Iam saindo, carregando mãezinha desfalecida no colo quando, olhando para trás, a primeira moça avistou a mim e a minha irmã.
Voltou correndo:
- Olha esses outros gatos. Devem ser parentes da gatinha! São todos preto-e-branco...
- Ai, não vai me dizer que vai levá-los também?! 
- Eu te disse que queria muito um gato!
- Um, não três, né?
- Mana querida! Deixa!... Se ficarem aqui, vão morrer...
A contragosto, a segunda moça aceitou.
Por estarmos extremamente debilitados, nem conseguimos correr delas, coisa que sentíamos muita vontade de fazer, pois éramos gatos selvagens, não acostumados com gente.
Chegando na cidade, naquele movimento todo, fomos levados ao veterinário, principalmente mamãe gata, que precisava urgentemente de atendimento.
Como era de se esperar, mamãe estava anêmica e teve que ficar no soro por uns dois dias.
Nós, os filhos, fomos para casa uma hora depois.
Tudo muito estranho...
Ração, coisa que nunca tínhamos comido, água gostosa, caminha boa com muitos panos dentro de um cesto de vime.
Foi fácil nos acostumarmos com aquela nova e maravilhosa vida!
Descobrimos que a primeira moça era a irmã caçula, que estava se formando naquele ano em Direito.
No início, pelo longo tempo fora da civilização, não aceitávamos o seu carinho, muito menos gostávamos de colo.
Agora, estamos gordos e lindos!
E adoramos um colinho e um chamego na cabeça!...
Recebi o nome de Bebeto; minha mãe  e minha irmãzinha também ganharam nomes próprios.
Consideramos essa moça que nos salvou, como nossa mamãe humana e a outra que dirigia o carro, como tia.
Agora, divertida mesmo é a minha relação com água.
É algo que impressiona a todos!
Não tenho mais sofrimento com ela. Não passo por enchentes. Quando chove estamos, todos nós, devidamente abrigados.
O curioso é só na hora do banho de mamãe humana.
Toda vez que abre o chuveiro, eu arranho a porta e peço para entrar.
Uma vez lá dentro, me jogo debaixo da água e fico todo ensopado!
Posso não gostar de enxurradas, mas sou um ardoroso fã do banho dos humanos.
Mamãe gata e minha irmãzinha detestam água.
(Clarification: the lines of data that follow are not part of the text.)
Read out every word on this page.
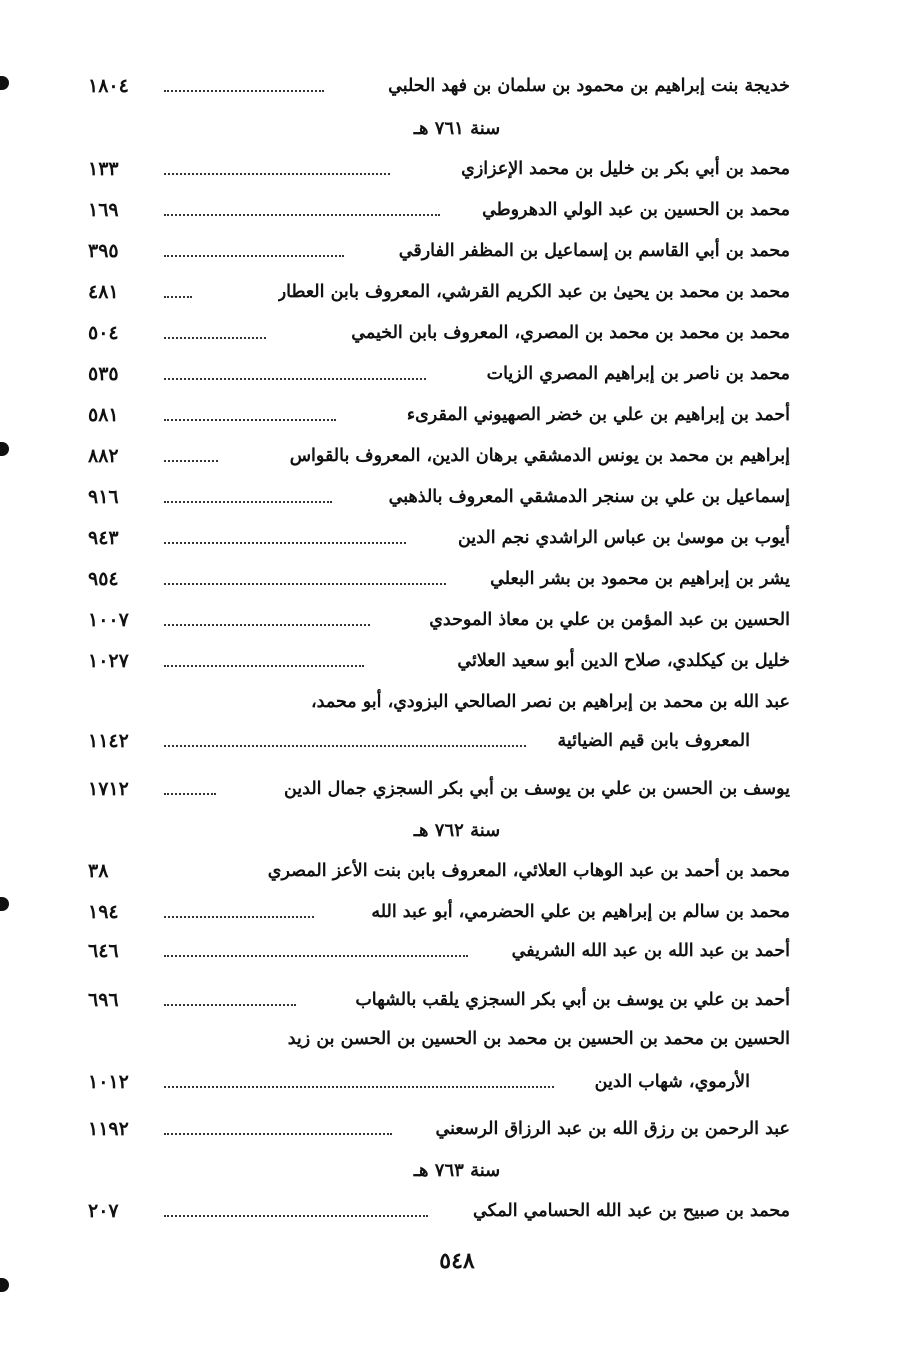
١٨٠٤	خديجة بنت إبراهيم بن محمود بن سلمان بن فهد الحلبي
سنة ٧٦١ هـ
١٣٣	محمد بن أبي بكر بن خليل بن محمد الإعزازي
١٦٩	محمد بن الحسين بن عبد الولي الدهروطي
٣٩٥	محمد بن أبي القاسم بن إسماعيل بن المظفر الفارقي
٤٨١	محمد بن محمد بن يحيىٰ بن عبد الكريم القرشي، المعروف بابن العطار
٥٠٤	محمد بن محمد بن محمد بن المصري، المعروف بابن الخيمي
٥٣٥	محمد بن ناصر بن إبراهيم المصري الزيات
٥٨١	أحمد بن إبراهيم بن علي بن خضر الصهيوني المقرىء
٨٨٢	إبراهيم بن محمد بن يونس الدمشقي برهان الدين، المعروف بالقواس
٩١٦	إسماعيل بن علي بن سنجر الدمشقي المعروف بالذهبي
٩٤٣	أيوب بن موسىٰ بن عباس الراشدي نجم الدين
٩٥٤	يشر بن إبراهيم بن محمود بن بشر البعلي
١٠٠٧	الحسين بن عبد المؤمن بن علي بن معاذ الموحدي
١٠٢٧	خليل بن كيكلدي، صلاح الدين أبو سعيد العلائي
عبد الله بن محمد بن إبراهيم بن نصر الصالحي البزودي، أبو محمد،
١١٤٢	المعروف بابن قيم الضيائية
١٧١٢	يوسف بن الحسن بن علي بن يوسف بن أبي بكر السجزي جمال الدين
سنة ٧٦٢ هـ
٣٨	محمد بن أحمد بن عبد الوهاب العلائي، المعروف بابن بنت الأعز المصري
١٩٤	محمد بن سالم بن إبراهيم بن علي الحضرمي، أبو عبد الله
٦٤٦	أحمد بن عبد الله بن عبد الله الشريفي
٦٩٦	أحمد بن علي بن يوسف بن أبي بكر السجزي يلقب بالشهاب
الحسين بن محمد بن الحسين بن محمد بن الحسين بن الحسن بن زيد
١٠١٢	الأرموي، شهاب الدين
١١٩٢	عبد الرحمن بن رزق الله بن عبد الرزاق الرسعني
سنة ٧٦٣ هـ
٢٠٧	محمد بن صبيح بن عبد الله الحسامي المكي
٥٤٨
Têm trauma e com razão!
No meu caso,  transformei o desespero do passado com aquele líquido quase nos afogando em muitas ocasiões, em algo prazeroso, que me deixa limpinho.
Sou raro, eu sei, pois a maioria esmagadora dos felinos domésticos só gosta de água para beber.
Eu sei que sou bem diferente dos outros, e por isso, muitos me acham maluco.
Mas não me importo.
Fico contente porque arranco boas gargalhadas da minha mãe humana, que até comprou sabonete próprio para gatos.
A hora do banho é a minha hora mais feliz!